(社説)イッテQ疑惑 放送への信頼傷つけた


人気のバラエティー番組にいったい何があったのか。すみやかに真相を明らかにして、社会に報告する責任がある。

きっかけは週刊文春の記事だ。芸人が世界の祭りを訪ねる番組中の企画について、5月に放映されたラオスの祭りは
存在せず、日テレ側の自作自演によるイベントだと報じた。

 当初日テレは「番組サイドで企画した事実はない」と反論していたが、タイの祭りでも同様の疑いがあると指摘されると、
一転して非を認めた。
企画は当面休止し、放送済みの111本の内容を可能な限り検証するという。当然の対応だ。

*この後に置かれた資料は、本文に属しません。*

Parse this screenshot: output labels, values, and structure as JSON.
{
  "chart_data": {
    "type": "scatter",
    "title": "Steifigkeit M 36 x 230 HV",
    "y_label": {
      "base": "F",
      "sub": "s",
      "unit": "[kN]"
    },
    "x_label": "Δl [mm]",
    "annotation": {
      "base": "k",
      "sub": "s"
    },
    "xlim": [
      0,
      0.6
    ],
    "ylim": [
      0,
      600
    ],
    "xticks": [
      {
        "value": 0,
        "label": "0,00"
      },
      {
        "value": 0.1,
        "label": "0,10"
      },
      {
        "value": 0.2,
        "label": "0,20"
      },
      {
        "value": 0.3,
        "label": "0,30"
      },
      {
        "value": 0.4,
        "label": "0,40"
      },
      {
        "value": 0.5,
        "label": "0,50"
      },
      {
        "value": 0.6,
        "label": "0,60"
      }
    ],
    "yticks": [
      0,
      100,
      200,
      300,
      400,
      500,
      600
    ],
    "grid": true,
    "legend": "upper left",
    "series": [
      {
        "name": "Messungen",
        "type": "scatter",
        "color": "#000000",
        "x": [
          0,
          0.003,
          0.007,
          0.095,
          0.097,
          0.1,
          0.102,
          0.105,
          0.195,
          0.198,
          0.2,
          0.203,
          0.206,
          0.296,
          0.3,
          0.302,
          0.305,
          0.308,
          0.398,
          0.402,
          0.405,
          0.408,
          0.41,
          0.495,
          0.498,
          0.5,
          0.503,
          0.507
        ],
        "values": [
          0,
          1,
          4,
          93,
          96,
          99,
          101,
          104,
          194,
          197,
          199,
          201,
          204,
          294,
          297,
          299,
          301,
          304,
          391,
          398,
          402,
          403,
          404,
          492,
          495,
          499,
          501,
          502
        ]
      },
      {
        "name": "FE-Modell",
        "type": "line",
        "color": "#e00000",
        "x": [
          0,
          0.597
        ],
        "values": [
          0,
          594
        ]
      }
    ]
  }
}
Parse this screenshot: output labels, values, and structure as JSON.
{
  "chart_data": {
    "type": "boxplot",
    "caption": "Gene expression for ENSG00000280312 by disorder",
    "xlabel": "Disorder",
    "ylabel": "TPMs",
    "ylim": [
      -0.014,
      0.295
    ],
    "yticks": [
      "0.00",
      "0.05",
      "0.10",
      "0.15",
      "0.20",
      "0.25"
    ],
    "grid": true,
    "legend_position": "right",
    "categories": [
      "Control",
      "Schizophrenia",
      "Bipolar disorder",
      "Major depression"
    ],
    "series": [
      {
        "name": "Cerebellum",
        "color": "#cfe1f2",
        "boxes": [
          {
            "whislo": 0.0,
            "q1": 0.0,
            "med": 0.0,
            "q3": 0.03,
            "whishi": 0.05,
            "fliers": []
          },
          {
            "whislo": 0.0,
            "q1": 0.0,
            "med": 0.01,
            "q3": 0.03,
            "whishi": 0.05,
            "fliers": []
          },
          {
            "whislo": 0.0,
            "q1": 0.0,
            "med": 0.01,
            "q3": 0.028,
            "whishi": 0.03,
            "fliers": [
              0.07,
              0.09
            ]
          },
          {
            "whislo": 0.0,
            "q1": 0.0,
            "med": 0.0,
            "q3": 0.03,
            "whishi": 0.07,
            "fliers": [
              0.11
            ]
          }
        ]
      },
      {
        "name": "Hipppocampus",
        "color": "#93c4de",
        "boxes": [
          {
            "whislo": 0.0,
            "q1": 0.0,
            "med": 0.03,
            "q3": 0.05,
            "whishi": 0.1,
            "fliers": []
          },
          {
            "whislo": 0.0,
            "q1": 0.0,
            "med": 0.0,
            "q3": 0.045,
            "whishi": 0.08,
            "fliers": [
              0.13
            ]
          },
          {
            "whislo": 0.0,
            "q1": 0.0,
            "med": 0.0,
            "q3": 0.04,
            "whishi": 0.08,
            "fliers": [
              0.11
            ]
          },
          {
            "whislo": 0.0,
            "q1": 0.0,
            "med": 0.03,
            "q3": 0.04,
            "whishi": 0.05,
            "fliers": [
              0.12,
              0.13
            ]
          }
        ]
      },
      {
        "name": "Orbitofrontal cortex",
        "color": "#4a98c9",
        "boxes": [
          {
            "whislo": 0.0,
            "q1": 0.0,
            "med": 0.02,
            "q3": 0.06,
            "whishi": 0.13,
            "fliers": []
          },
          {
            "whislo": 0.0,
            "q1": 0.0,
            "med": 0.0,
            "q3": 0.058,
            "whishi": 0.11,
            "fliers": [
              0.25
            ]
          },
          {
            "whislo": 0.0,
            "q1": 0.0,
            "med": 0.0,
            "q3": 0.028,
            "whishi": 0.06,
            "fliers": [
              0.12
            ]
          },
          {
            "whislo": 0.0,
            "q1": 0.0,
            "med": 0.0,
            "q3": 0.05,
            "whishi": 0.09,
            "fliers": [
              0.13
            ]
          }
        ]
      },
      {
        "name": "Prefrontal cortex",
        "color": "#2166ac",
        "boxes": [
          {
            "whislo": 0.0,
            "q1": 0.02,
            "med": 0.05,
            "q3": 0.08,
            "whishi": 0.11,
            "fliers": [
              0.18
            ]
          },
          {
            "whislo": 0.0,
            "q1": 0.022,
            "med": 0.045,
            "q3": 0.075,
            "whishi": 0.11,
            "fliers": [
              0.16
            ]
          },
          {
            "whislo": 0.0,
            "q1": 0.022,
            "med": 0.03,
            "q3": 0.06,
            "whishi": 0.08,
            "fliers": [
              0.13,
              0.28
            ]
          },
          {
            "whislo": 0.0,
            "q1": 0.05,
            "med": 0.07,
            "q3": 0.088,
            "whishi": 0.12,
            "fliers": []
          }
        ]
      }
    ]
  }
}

 高視聴率が生んだおごりか、あるいは数字を維持するために逸脱行為に及んだのか。

だが、「ない」ものを作り出して「ある」とする行為は、公共をになう放送番組として許されない。
まして「イッテQ!」は「“真実”との出会い」をうたい、ロケの失敗も隠さずにリアルさをアピールしてきた。
日テレ自身のコメントにあるように「猛省」が必要だ。

フェイクニュースが横行する時代。何より大切にすべきは、この「信頼」ではないか。